Statement of Matthew L. Myers, President, Campaign for Tobacco-Free Kids

Nov. 10 2011

WASHINGTON, DC — The government of Australia has shown tremendous courage and leadership in the global fight against tobacco use by enacting the world's first law requiring that all cigarettes be sold in plain packaging, free of colorful logos and other branding. The Australian Senate approved the bill today, clearing its last major legislative hurdle. The Australian House approved the bill in August and is expected to quickly agree to minor changes made by the Senate. When implemented, this bill will save lives and stop tobacco companies from using their packs to make cigarettes appealing to kids.

In enacting this legislation, Australia's leaders have shown that countries can and should stand up to the giant tobacco companies and their bullying tactics aimed at defeating measures to reduce tobacco use. In Australia, Philip Morris International and other tobacco companies have desperately fought the plain-packaging legislation with multi-million-dollar advertising campaigns and lawsuits. We applaud Australian Prime Minister Julia Gillard, Health Minister Nicola Roxon and the members of Parliament who supported the legislation for standing up to the tobacco industry and putting public health first.

Now it is critical for other nations, including the United States, to stand with Australia and defend its right — and the right of all countries — to take action to protect the health of their citizens in the face of tobacco industry challenges. Among their tactics, tobacco companies increasingly have challenged measures to reduce tobacco use as violations of trade and investment agreements, and they have already filed such a challenge to Australia's plain packaging legislation. The United States and other countries must reject such efforts. Tobacco companies must not be allowed to bully and intimidate countries against taking actions that protect public health.

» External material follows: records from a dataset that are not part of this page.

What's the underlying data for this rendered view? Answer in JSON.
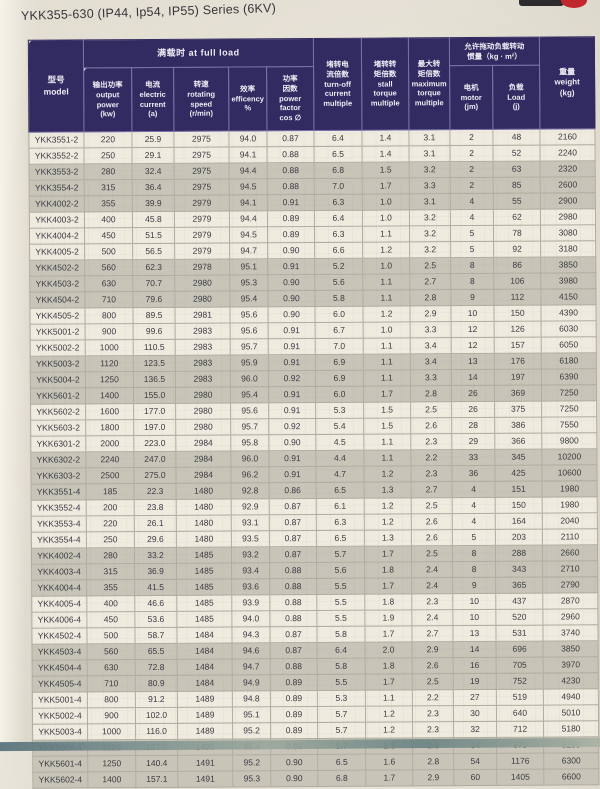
{
  "page": {
    "title": "YKK355-630 (IP44, Ip54, IP55) Series (6KV)"
  },
  "decor": {
    "header_color": "#322b61",
    "accent_red": "#c3272e",
    "row_shade_dark": "#c8c5b8",
    "row_shade_light": "#efebdf"
  },
  "table": {
    "headers": {
      "model": "型号\nmodel",
      "full_load": "满载时 at full load",
      "output_power": "输出功率\noutput\npower\n(kw)",
      "current": "电流\nelectric\ncurrent\n(a)",
      "speed": "转速\nrotating\nspeed\n(r/min)",
      "efficiency": "效率\nefficency\n%",
      "power_factor": "功率\n因数\npower\nfactor\ncos ∅",
      "turnoff": "堵转电\n流倍数\nturn-off\ncurrent\nmultiple",
      "stall": "堵转转\n矩倍数\nstall\ntorque\nmultiple",
      "max_torque": "最大转\n矩倍数\nmaximum\ntorque\nmultiple",
      "inertia": "允许拖动负载转动\n惯量（kg · m²）",
      "motor": "电机\nmotor\n(jm)",
      "load": "负载\nLoad\n(j)",
      "weight": "重量\nweight\n(kg)"
    },
    "rows": [
      [
        "YKK3551-2",
        "220",
        "25.9",
        "2975",
        "94.0",
        "0.87",
        "6.4",
        "1.4",
        "3.1",
        "2",
        "48",
        "2160"
      ],
      [
        "YKK3552-2",
        "250",
        "29.1",
        "2975",
        "94.1",
        "0.88",
        "6.5",
        "1.4",
        "3.1",
        "2",
        "52",
        "2240"
      ],
      [
        "YKK3553-2",
        "280",
        "32.4",
        "2975",
        "94.4",
        "0.88",
        "6.8",
        "1.5",
        "3.2",
        "2",
        "63",
        "2320"
      ],
      [
        "YKK3554-2",
        "315",
        "36.4",
        "2975",
        "94.5",
        "0.88",
        "7.0",
        "1.7",
        "3.3",
        "2",
        "85",
        "2600"
      ],
      [
        "YKK4002-2",
        "355",
        "39.9",
        "2979",
        "94.1",
        "0.91",
        "6.3",
        "1.0",
        "3.1",
        "4",
        "55",
        "2900"
      ],
      [
        "YKK4003-2",
        "400",
        "45.8",
        "2979",
        "94.4",
        "0.89",
        "6.4",
        "1.0",
        "3.2",
        "4",
        "62",
        "2980"
      ],
      [
        "YKK4004-2",
        "450",
        "51.5",
        "2979",
        "94.5",
        "0.89",
        "6.3",
        "1.1",
        "3.2",
        "5",
        "78",
        "3080"
      ],
      [
        "YKK4005-2",
        "500",
        "56.5",
        "2979",
        "94.7",
        "0.90",
        "6.6",
        "1.2",
        "3.2",
        "5",
        "92",
        "3180"
      ],
      [
        "YKK4502-2",
        "560",
        "62.3",
        "2978",
        "95.1",
        "0.91",
        "5.2",
        "1.0",
        "2.5",
        "8",
        "86",
        "3850"
      ],
      [
        "YKK4503-2",
        "630",
        "70.7",
        "2980",
        "95.3",
        "0.90",
        "5.6",
        "1.1",
        "2.7",
        "8",
        "106",
        "3980"
      ],
      [
        "YKK4504-2",
        "710",
        "79.6",
        "2980",
        "95.4",
        "0.90",
        "5.8",
        "1.1",
        "2.8",
        "9",
        "112",
        "4150"
      ],
      [
        "YKK4505-2",
        "800",
        "89.5",
        "2981",
        "95.6",
        "0.90",
        "6.0",
        "1.2",
        "2.9",
        "10",
        "150",
        "4390"
      ],
      [
        "YKK5001-2",
        "900",
        "99.6",
        "2983",
        "95.6",
        "0.91",
        "6.7",
        "1.0",
        "3.3",
        "12",
        "126",
        "6030"
      ],
      [
        "YKK5002-2",
        "1000",
        "110.5",
        "2983",
        "95.7",
        "0.91",
        "7.0",
        "1.1",
        "3.4",
        "12",
        "157",
        "6050"
      ],
      [
        "YKK5003-2",
        "1120",
        "123.5",
        "2983",
        "95.9",
        "0.91",
        "6.9",
        "1.1",
        "3.4",
        "13",
        "176",
        "6180"
      ],
      [
        "YKK5004-2",
        "1250",
        "136.5",
        "2983",
        "96.0",
        "0.92",
        "6.9",
        "1.1",
        "3.3",
        "14",
        "197",
        "6390"
      ],
      [
        "YKK5601-2",
        "1400",
        "155.0",
        "2980",
        "95.4",
        "0.91",
        "6.0",
        "1.7",
        "2.8",
        "26",
        "369",
        "7250"
      ],
      [
        "YKK5602-2",
        "1600",
        "177.0",
        "2980",
        "95.6",
        "0.91",
        "5.3",
        "1.5",
        "2.5",
        "26",
        "375",
        "7250"
      ],
      [
        "YKK5603-2",
        "1800",
        "197.0",
        "2980",
        "95.7",
        "0.92",
        "5.4",
        "1.5",
        "2.6",
        "28",
        "386",
        "7550"
      ],
      [
        "YKK6301-2",
        "2000",
        "223.0",
        "2984",
        "95.8",
        "0.90",
        "4.5",
        "1.1",
        "2.3",
        "29",
        "366",
        "9800"
      ],
      [
        "YKK6302-2",
        "2240",
        "247.0",
        "2984",
        "96.0",
        "0.91",
        "4.4",
        "1.1",
        "2.2",
        "33",
        "345",
        "10200"
      ],
      [
        "YKK6303-2",
        "2500",
        "275.0",
        "2984",
        "96.2",
        "0.91",
        "4.7",
        "1.2",
        "2.3",
        "36",
        "425",
        "10600"
      ],
      [
        "YKK3551-4",
        "185",
        "22.3",
        "1480",
        "92.8",
        "0.86",
        "6.5",
        "1.3",
        "2.7",
        "4",
        "151",
        "1980"
      ],
      [
        "YKK3552-4",
        "200",
        "23.8",
        "1480",
        "92.9",
        "0.87",
        "6.1",
        "1.2",
        "2.5",
        "4",
        "150",
        "1980"
      ],
      [
        "YKK3553-4",
        "220",
        "26.1",
        "1480",
        "93.1",
        "0.87",
        "6.3",
        "1.2",
        "2.6",
        "4",
        "164",
        "2040"
      ],
      [
        "YKK3554-4",
        "250",
        "29.6",
        "1480",
        "93.5",
        "0.87",
        "6.5",
        "1.3",
        "2.6",
        "5",
        "203",
        "2110"
      ],
      [
        "YKK4002-4",
        "280",
        "33.2",
        "1485",
        "93.2",
        "0.87",
        "5.7",
        "1.7",
        "2.5",
        "8",
        "288",
        "2660"
      ],
      [
        "YKK4003-4",
        "315",
        "36.9",
        "1485",
        "93.4",
        "0.88",
        "5.6",
        "1.8",
        "2.4",
        "8",
        "343",
        "2710"
      ],
      [
        "YKK4004-4",
        "355",
        "41.5",
        "1485",
        "93.6",
        "0.88",
        "5.5",
        "1.7",
        "2.4",
        "9",
        "365",
        "2790"
      ],
      [
        "YKK4005-4",
        "400",
        "46.6",
        "1485",
        "93.9",
        "0.88",
        "5.5",
        "1.8",
        "2.3",
        "10",
        "437",
        "2870"
      ],
      [
        "YKK4006-4",
        "450",
        "53.6",
        "1485",
        "94.0",
        "0.88",
        "5.5",
        "1.9",
        "2.4",
        "10",
        "520",
        "2960"
      ],
      [
        "YKK4502-4",
        "500",
        "58.7",
        "1484",
        "94.3",
        "0.87",
        "5.8",
        "1.7",
        "2.7",
        "13",
        "531",
        "3740"
      ],
      [
        "YKK4503-4",
        "560",
        "65.5",
        "1484",
        "94.6",
        "0.87",
        "6.4",
        "2.0",
        "2.9",
        "14",
        "696",
        "3850"
      ],
      [
        "YKK4504-4",
        "630",
        "72.8",
        "1484",
        "94.7",
        "0.88",
        "5.8",
        "1.8",
        "2.6",
        "16",
        "705",
        "3970"
      ],
      [
        "YKK4505-4",
        "710",
        "80.9",
        "1484",
        "94.9",
        "0.89",
        "5.5",
        "1.7",
        "2.5",
        "19",
        "752",
        "4230"
      ],
      [
        "YKK5001-4",
        "800",
        "91.2",
        "1489",
        "94.8",
        "0.89",
        "5.3",
        "1.1",
        "2.2",
        "27",
        "519",
        "4940"
      ],
      [
        "YKK5002-4",
        "900",
        "102.0",
        "1489",
        "95.1",
        "0.89",
        "5.7",
        "1.2",
        "2.3",
        "30",
        "640",
        "5010"
      ],
      [
        "YKK5003-4",
        "1000",
        "116.0",
        "1489",
        "95.2",
        "0.89",
        "5.7",
        "1.2",
        "2.3",
        "32",
        "712",
        "5180"
      ],
      [
        "YKK5004-4",
        "1120",
        "127.0",
        "1489",
        "95.4",
        "0.89",
        "5.7",
        "1.3",
        "2.3",
        "34",
        "870",
        "5280"
      ],
      [
        "YKK5601-4",
        "1250",
        "140.4",
        "1491",
        "95.2",
        "0.90",
        "6.5",
        "1.6",
        "2.8",
        "54",
        "1176",
        "6300"
      ],
      [
        "YKK5602-4",
        "1400",
        "157.1",
        "1491",
        "95.3",
        "0.90",
        "6.8",
        "1.7",
        "2.9",
        "60",
        "1405",
        "6600"
      ]
    ]
  }
}
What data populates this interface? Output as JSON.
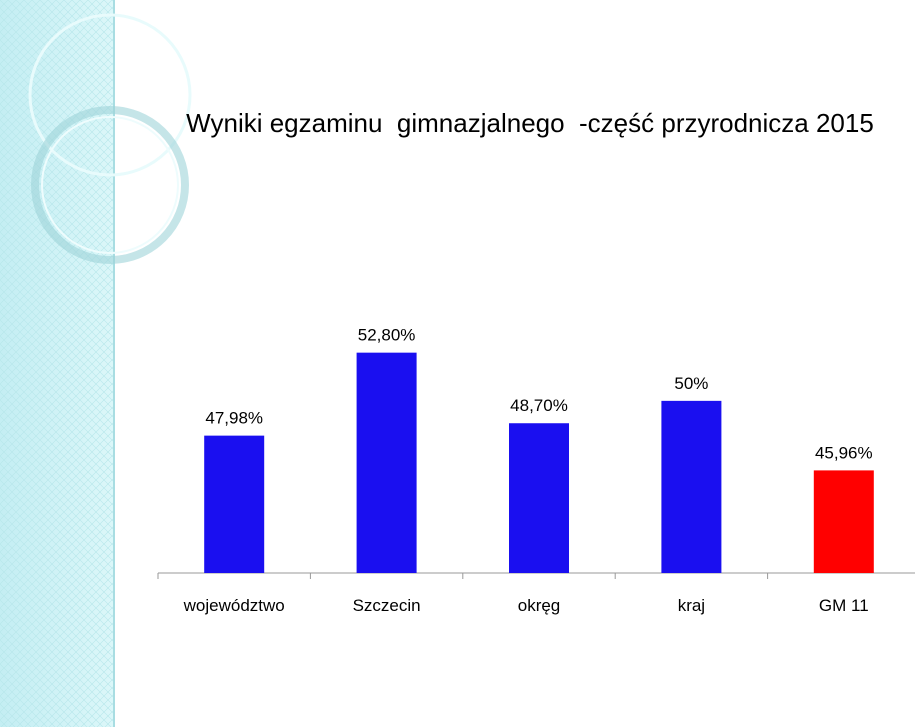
{
  "chart_data": {
    "type": "bar",
    "title": "Wyniki egzaminu  gimnazjalnego  -część przyrodnicza 2015",
    "categories": [
      "województwo",
      "Szczecin",
      "okręg",
      "kraj",
      "GM 11"
    ],
    "values": [
      47.98,
      52.8,
      48.7,
      50,
      45.96
    ],
    "value_labels": [
      "47,98%",
      "52,80%",
      "48,70%",
      "50%",
      "45,96%"
    ],
    "colors": [
      "#1a0ff0",
      "#1a0ff0",
      "#1a0ff0",
      "#1a0ff0",
      "#ff0000"
    ],
    "ylim": [
      40,
      54
    ]
  }
}
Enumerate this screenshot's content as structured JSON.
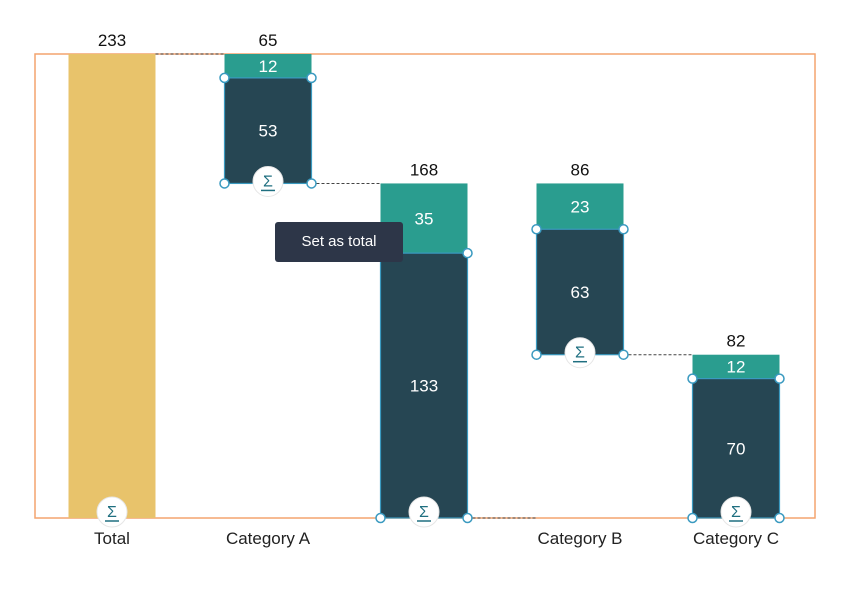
{
  "chart_data": {
    "type": "waterfall",
    "categories": [
      "Total",
      "Category A",
      "",
      "Category B",
      "Category C"
    ],
    "bars": [
      {
        "category": "Total",
        "total": 233,
        "base": 0,
        "segments": [
          {
            "value": 233,
            "color": "#e8c36b"
          }
        ],
        "label": "233",
        "is_total": true
      },
      {
        "category": "Category A",
        "total": 65,
        "base": 168,
        "segments": [
          {
            "value": 53,
            "color": "#264653"
          },
          {
            "value": 12,
            "color": "#2a9d8f"
          }
        ],
        "label": "65"
      },
      {
        "category": "",
        "total": 168,
        "base": 0,
        "segments": [
          {
            "value": 133,
            "color": "#264653"
          },
          {
            "value": 35,
            "color": "#2a9d8f"
          }
        ],
        "label": "168"
      },
      {
        "category": "Category B",
        "total": 86,
        "base": 82,
        "segments": [
          {
            "value": 63,
            "color": "#264653"
          },
          {
            "value": 23,
            "color": "#2a9d8f"
          }
        ],
        "label": "86"
      },
      {
        "category": "Category C",
        "total": 82,
        "base": 0,
        "segments": [
          {
            "value": 70,
            "color": "#264653"
          },
          {
            "value": 12,
            "color": "#2a9d8f"
          }
        ],
        "label": "82"
      }
    ],
    "ylim": [
      0,
      233
    ],
    "grid": false
  },
  "tooltip": "Set as total",
  "sigma_icon": "Σ",
  "colors": {
    "frame": "#f4a46f",
    "handle": "#3a9ac0"
  }
}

In addition to the plain packaging requirement, Australia is also strengthening the large, graphic warnings it requires on cigarette packs as part of a comprehensive strategy to reduce tobacco use. Australia's health leaders believe these measures will reduce the appeal of tobacco products to consumers, including children; increase the effectiveness of the health warnings; and deprive the tobacco industry of an important tool it has used to mislead consumers about the harmful effects of tobacco use. We congratulate Australia's leaders for taking strong and innovative action to reduce tobacco use and for standing up to the tobacco industry.